H. Review of the policies and procedures, revised 7/21/11, for the Pharmacy accountability reads: Pharmacy Department Hours: The pharmacy is a decentralized department, open 24 hours a day, under the direction of a licensed pharmacist, or in the absence of the pharmacist, the nurse in charge. Pharmacy Department Personnel: The Director of Pharmacy is the R.P, who is responsible to the CAH Administrator. The pharmacy supervisor is the DON. The Director of Pharmacy is assisted designated Pharmacy Supervisor who is responsible for directing pharmacy services in the absence of the Pharmacy Director. The Pharmacy Supervisor and the Director of Pharmacy are responsible for establishing pharmacy policies and procedures. The Director of Pharmacy and Pharmacy Supervisor are responsible for orienting, assisting, instructing, and supervising the nursing personnel in all pharmacy activities. The Director of Pharmacy and Pharmacy Supervisor are jointly responsible for maintaining pharmacy records. Only Registered Pharmacists, Registered Nurses and Licensed Practical Nurses may be involved in pharmacy procedures.

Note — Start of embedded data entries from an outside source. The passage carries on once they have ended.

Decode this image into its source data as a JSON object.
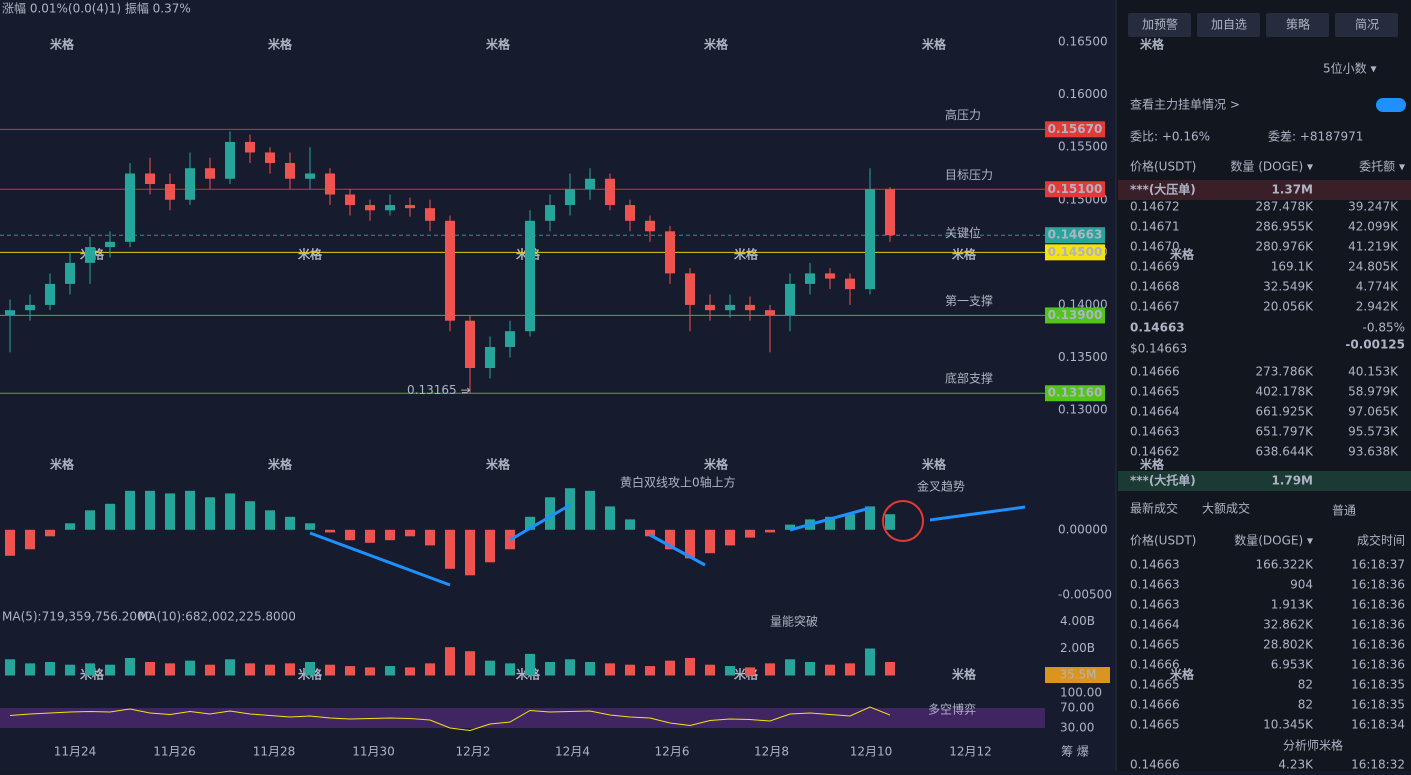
{
  "header": {
    "stats": "涨幅 0.01%(0.0(4)1)  振幅 0.37%",
    "watermark": "米格",
    "brand": "分析师米格",
    "corner": "筹  爆"
  },
  "price_chart": {
    "type": "candlestick",
    "dates": [
      "11月24",
      "11月26",
      "11月28",
      "11月30",
      "12月2",
      "12月4",
      "12月6",
      "12月8",
      "12月10",
      "12月12"
    ],
    "ylim": [
      0.127,
      0.169
    ],
    "yticks": [
      {
        "value": 0.165,
        "label": "0.16500"
      },
      {
        "value": 0.16,
        "label": "0.16000"
      },
      {
        "value": 0.155,
        "label": "0.15500"
      },
      {
        "value": 0.15,
        "label": "0.15000"
      },
      {
        "value": 0.145,
        "label": "0.14500"
      },
      {
        "value": 0.14,
        "label": "0.14000"
      },
      {
        "value": 0.135,
        "label": "0.13500"
      },
      {
        "value": 0.13,
        "label": "0.13000"
      }
    ],
    "colors": {
      "up": "#26a69a",
      "down": "#ef5350"
    },
    "candles": [
      [
        0.139,
        0.1405,
        0.1355,
        0.1395
      ],
      [
        0.1395,
        0.141,
        0.1385,
        0.14
      ],
      [
        0.14,
        0.143,
        0.1395,
        0.142
      ],
      [
        0.142,
        0.145,
        0.141,
        0.144
      ],
      [
        0.144,
        0.1465,
        0.142,
        0.1455
      ],
      [
        0.1455,
        0.147,
        0.1445,
        0.146
      ],
      [
        0.146,
        0.1535,
        0.1455,
        0.1525
      ],
      [
        0.1525,
        0.154,
        0.1505,
        0.1515
      ],
      [
        0.1515,
        0.1525,
        0.149,
        0.15
      ],
      [
        0.15,
        0.1545,
        0.1495,
        0.153
      ],
      [
        0.153,
        0.154,
        0.151,
        0.152
      ],
      [
        0.152,
        0.1565,
        0.1515,
        0.1555
      ],
      [
        0.1555,
        0.1562,
        0.1535,
        0.1545
      ],
      [
        0.1545,
        0.155,
        0.1525,
        0.1535
      ],
      [
        0.1535,
        0.1545,
        0.151,
        0.152
      ],
      [
        0.152,
        0.155,
        0.151,
        0.1525
      ],
      [
        0.1525,
        0.153,
        0.1495,
        0.1505
      ],
      [
        0.1505,
        0.151,
        0.1485,
        0.1495
      ],
      [
        0.1495,
        0.15,
        0.148,
        0.149
      ],
      [
        0.149,
        0.1505,
        0.1485,
        0.1495
      ],
      [
        0.1495,
        0.1502,
        0.1484,
        0.1492
      ],
      [
        0.1492,
        0.15,
        0.147,
        0.148
      ],
      [
        0.148,
        0.1485,
        0.1375,
        0.1385
      ],
      [
        0.1385,
        0.139,
        0.13165,
        0.134
      ],
      [
        0.134,
        0.137,
        0.133,
        0.136
      ],
      [
        0.136,
        0.1385,
        0.135,
        0.1375
      ],
      [
        0.1375,
        0.149,
        0.137,
        0.148
      ],
      [
        0.148,
        0.1505,
        0.147,
        0.1495
      ],
      [
        0.1495,
        0.1525,
        0.1485,
        0.151
      ],
      [
        0.151,
        0.153,
        0.15,
        0.152
      ],
      [
        0.152,
        0.1525,
        0.149,
        0.1495
      ],
      [
        0.1495,
        0.15,
        0.147,
        0.148
      ],
      [
        0.148,
        0.1485,
        0.146,
        0.147
      ],
      [
        0.147,
        0.1475,
        0.142,
        0.143
      ],
      [
        0.143,
        0.1435,
        0.1375,
        0.14
      ],
      [
        0.14,
        0.141,
        0.1385,
        0.1395
      ],
      [
        0.1395,
        0.141,
        0.1388,
        0.14
      ],
      [
        0.14,
        0.1408,
        0.1385,
        0.1395
      ],
      [
        0.1395,
        0.14,
        0.1355,
        0.139
      ],
      [
        0.139,
        0.143,
        0.1375,
        0.142
      ],
      [
        0.142,
        0.144,
        0.141,
        0.143
      ],
      [
        0.143,
        0.1435,
        0.1415,
        0.1425
      ],
      [
        0.1425,
        0.143,
        0.14,
        0.1415
      ],
      [
        0.1415,
        0.153,
        0.141,
        0.151
      ],
      [
        0.151,
        0.1512,
        0.146,
        0.14663
      ]
    ],
    "levels": [
      {
        "value": 0.1567,
        "label": "0.15670",
        "color": "#e53935",
        "note": "高压力"
      },
      {
        "value": 0.151,
        "label": "0.15100",
        "color": "#e53935",
        "note": "目标压力"
      },
      {
        "value": 0.14663,
        "label": "0.14663",
        "color": "#26a69a"
      },
      {
        "value": 0.145,
        "label": "0.14500",
        "color": "#f5e20f",
        "note": "关键位"
      },
      {
        "value": 0.139,
        "label": "0.13900",
        "color": "#52c41a",
        "note": "第一支撑"
      },
      {
        "value": 0.1316,
        "label": "0.13160",
        "color": "#52c41a",
        "note": "底部支撑"
      }
    ],
    "low_marker": {
      "value": 0.13165,
      "label": "0.13165 →"
    }
  },
  "macd": {
    "type": "bar",
    "ylim": [
      -0.0058,
      0.0046
    ],
    "yticks": [
      {
        "value": 0,
        "label": "0.00000"
      },
      {
        "value": -0.005,
        "label": "-0.00500"
      }
    ],
    "annotation": "黄白双线攻上0轴上方",
    "annotation2": "金叉趋势",
    "values": [
      -0.002,
      -0.0015,
      -0.0005,
      0.0005,
      0.0015,
      0.002,
      0.003,
      0.003,
      0.0028,
      0.003,
      0.0025,
      0.0028,
      0.0022,
      0.0015,
      0.001,
      0.0005,
      -0.0002,
      -0.0008,
      -0.001,
      -0.0008,
      -0.0005,
      -0.0012,
      -0.003,
      -0.0035,
      -0.0025,
      -0.0015,
      0.001,
      0.0025,
      0.0032,
      0.003,
      0.0018,
      0.0008,
      -0.0005,
      -0.0015,
      -0.0022,
      -0.0018,
      -0.0012,
      -0.0006,
      -0.0002,
      0.0004,
      0.0008,
      0.001,
      0.0012,
      0.0018,
      0.0012
    ]
  },
  "volume": {
    "type": "bar",
    "ylim": [
      0,
      5
    ],
    "yticks": [
      {
        "value": 4,
        "label": "4.00B"
      },
      {
        "value": 2,
        "label": "2.00B"
      }
    ],
    "ma5": "MA(5):719,359,756.2000",
    "ma10": "MA(10):682,002,225.8000",
    "annotation": "量能突破",
    "current": {
      "value": 0.0355,
      "label": "35.5M"
    },
    "values": [
      1.2,
      0.9,
      1.0,
      0.8,
      0.9,
      0.8,
      1.3,
      1.0,
      0.9,
      1.1,
      0.8,
      1.2,
      0.9,
      0.8,
      0.9,
      1.0,
      0.8,
      0.7,
      0.6,
      0.7,
      0.6,
      0.9,
      2.1,
      1.8,
      1.1,
      0.9,
      1.6,
      1.0,
      1.2,
      1.0,
      0.9,
      0.8,
      0.7,
      1.1,
      1.3,
      0.8,
      0.7,
      0.6,
      0.9,
      1.2,
      1.0,
      0.8,
      0.9,
      2.0,
      1.0
    ]
  },
  "rsi": {
    "type": "line",
    "ylim": [
      0,
      110
    ],
    "yticks": [
      {
        "value": 100,
        "label": "100.00"
      },
      {
        "value": 70,
        "label": "70.00"
      },
      {
        "value": 30,
        "label": "30.00"
      }
    ],
    "annotation": "多空博弈",
    "values": [
      55,
      58,
      60,
      62,
      63,
      62,
      68,
      60,
      57,
      63,
      58,
      64,
      58,
      55,
      52,
      54,
      50,
      48,
      49,
      50,
      49,
      46,
      30,
      25,
      38,
      42,
      65,
      62,
      63,
      64,
      56,
      52,
      50,
      40,
      35,
      45,
      48,
      47,
      44,
      58,
      60,
      57,
      54,
      72,
      56
    ]
  },
  "panel": {
    "buttons": [
      "加预警",
      "加自选",
      "策略",
      "简况"
    ],
    "decimals": "5位小数 ▾",
    "depth_link": "查看主力挂单情况 >",
    "ratio": "委比: +0.16%",
    "diff": "委差: +8187971",
    "book_headers": [
      "价格(USDT)",
      "数量 (DOGE) ▾",
      "委托额 ▾"
    ],
    "big_ask": {
      "label": "***(大压单)",
      "qty": "1.37M"
    },
    "asks": [
      [
        "0.14672",
        "287.478K",
        "39.247K"
      ],
      [
        "0.14671",
        "286.955K",
        "42.099K"
      ],
      [
        "0.14670",
        "280.976K",
        "41.219K"
      ],
      [
        "0.14669",
        "169.1K",
        "24.805K"
      ],
      [
        "0.14668",
        "32.549K",
        "4.774K"
      ],
      [
        "0.14667",
        "20.056K",
        "2.942K"
      ]
    ],
    "last": "0.14663",
    "last_usd": "$0.14663",
    "change_pct": "-0.85%",
    "change": "-0.00125",
    "bids": [
      [
        "0.14666",
        "273.786K",
        "40.153K"
      ],
      [
        "0.14665",
        "402.178K",
        "58.979K"
      ],
      [
        "0.14664",
        "661.925K",
        "97.065K"
      ],
      [
        "0.14663",
        "651.797K",
        "95.573K"
      ],
      [
        "0.14662",
        "638.644K",
        "93.638K"
      ]
    ],
    "big_bid": {
      "label": "***(大托单)",
      "qty": "1.79M"
    },
    "tabs": [
      "最新成交",
      "大额成交"
    ],
    "normal": "普通",
    "trade_headers": [
      "价格(USDT)",
      "数量(DOGE) ▾",
      "成交时间"
    ],
    "trades": [
      [
        "0.14663",
        "166.322K",
        "16:18:37",
        "#1dbf8a"
      ],
      [
        "0.14663",
        "904",
        "16:18:36",
        "#1dbf8a"
      ],
      [
        "0.14663",
        "1.913K",
        "16:18:36",
        "#e0474c"
      ],
      [
        "0.14664",
        "32.862K",
        "16:18:36",
        "#e0474c"
      ],
      [
        "0.14665",
        "28.802K",
        "16:18:36",
        "#e0474c"
      ],
      [
        "0.14666",
        "6.953K",
        "16:18:36",
        "#1dbf8a"
      ],
      [
        "0.14665",
        "82",
        "16:18:35",
        "#e0474c"
      ],
      [
        "0.14666",
        "82",
        "16:18:35",
        "#1dbf8a"
      ],
      [
        "0.14665",
        "10.345K",
        "16:18:34",
        "#e0474c"
      ],
      [
        "0.14666",
        "4.23K",
        "16:18:32",
        "#1dbf8a"
      ]
    ]
  }
}
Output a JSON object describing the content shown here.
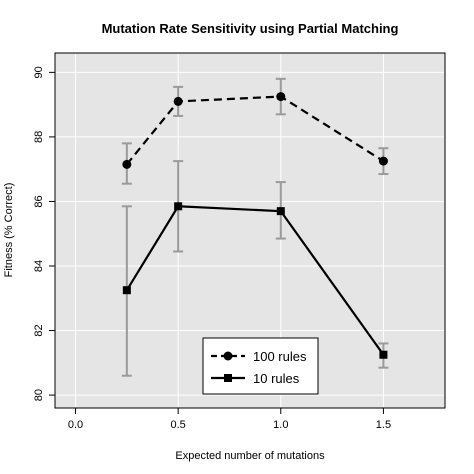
{
  "chart_data": {
    "type": "line",
    "title": "Mutation Rate Sensitivity using Partial Matching",
    "xlabel": "Expected number of mutations",
    "ylabel": "Fitness (% Correct)",
    "xlim": [
      -0.1,
      1.8
    ],
    "ylim": [
      79.6,
      90.6
    ],
    "x_ticks": [
      0.0,
      0.5,
      1.0,
      1.5
    ],
    "x_tick_labels": [
      "0.0",
      "0.5",
      "1.0",
      "1.5"
    ],
    "y_ticks": [
      80,
      82,
      84,
      86,
      88,
      90
    ],
    "y_tick_labels": [
      "80",
      "82",
      "84",
      "86",
      "88",
      "90"
    ],
    "grid": true,
    "legend_position": "bottom-center",
    "colors": {
      "panel": "#e5e5e5",
      "grid": "#ffffff",
      "series": "#000000",
      "error_bar": "#9a9a9a"
    },
    "series": [
      {
        "name": "100 rules",
        "line_style": "dashed",
        "marker": "circle",
        "x": [
          0.25,
          0.5,
          1.0,
          1.5
        ],
        "y": [
          87.15,
          89.1,
          89.25,
          87.25
        ],
        "err_low": [
          86.55,
          88.65,
          88.7,
          86.85
        ],
        "err_high": [
          87.8,
          89.55,
          89.8,
          87.65
        ]
      },
      {
        "name": "10 rules",
        "line_style": "solid",
        "marker": "square",
        "x": [
          0.25,
          0.5,
          1.0,
          1.5
        ],
        "y": [
          83.25,
          85.85,
          85.7,
          81.25
        ],
        "err_low": [
          80.6,
          84.45,
          84.85,
          80.85
        ],
        "err_high": [
          85.85,
          87.25,
          86.6,
          81.6
        ]
      }
    ]
  }
}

Duties, Responsibilities, Scheduled Hours of the Consultant Pharmacist reads: Duties:
1. Monitor drug use and storage in the facility.
2. Monitor the use of controlled drugs and regularly check inventories.
3. Advise on drug purchasing to ensure economy.
4. QA studies concerning drug usage.
5. Meet with the medical staff concerning drug use.
6. Develop and maintain a house drug formulary.
7. Be available for drug related questions.
8. Check stock for outdated drug items.

I. Review of the policies and procedures on 9/21/11 at 11:00 AM reads: Narcotics: All narcotics administered will be signed for by the licensed nurse who administers them. All narcotics will be counted for at the end of each shift. Counting will be done by two persons: (one from the day shift and one from the night shift). When the count is completed, both parties will initial the Narcotics Count Record, verifying said count. Count sheets will be retained in the designated notebooks.

PATIENT CARE POLICIES

Tag No.: C0278

Based on staff interview and a lack of data, the infection prevention program could not be considered adequate. According to the most recent annual program evaluation, the Critical Access Hospital (CAH) had 123 acute care patient admissions. Findings are:

A. A review of infection surveillance records for the current year lacked any information regarding staff hand hygiene practices during direct patient care.

B. An interview conducted with the Infection Control Nurse at 3:30 PM on 9/20/11 confirmed the program did not include monitoring of staff hand hygiene practices.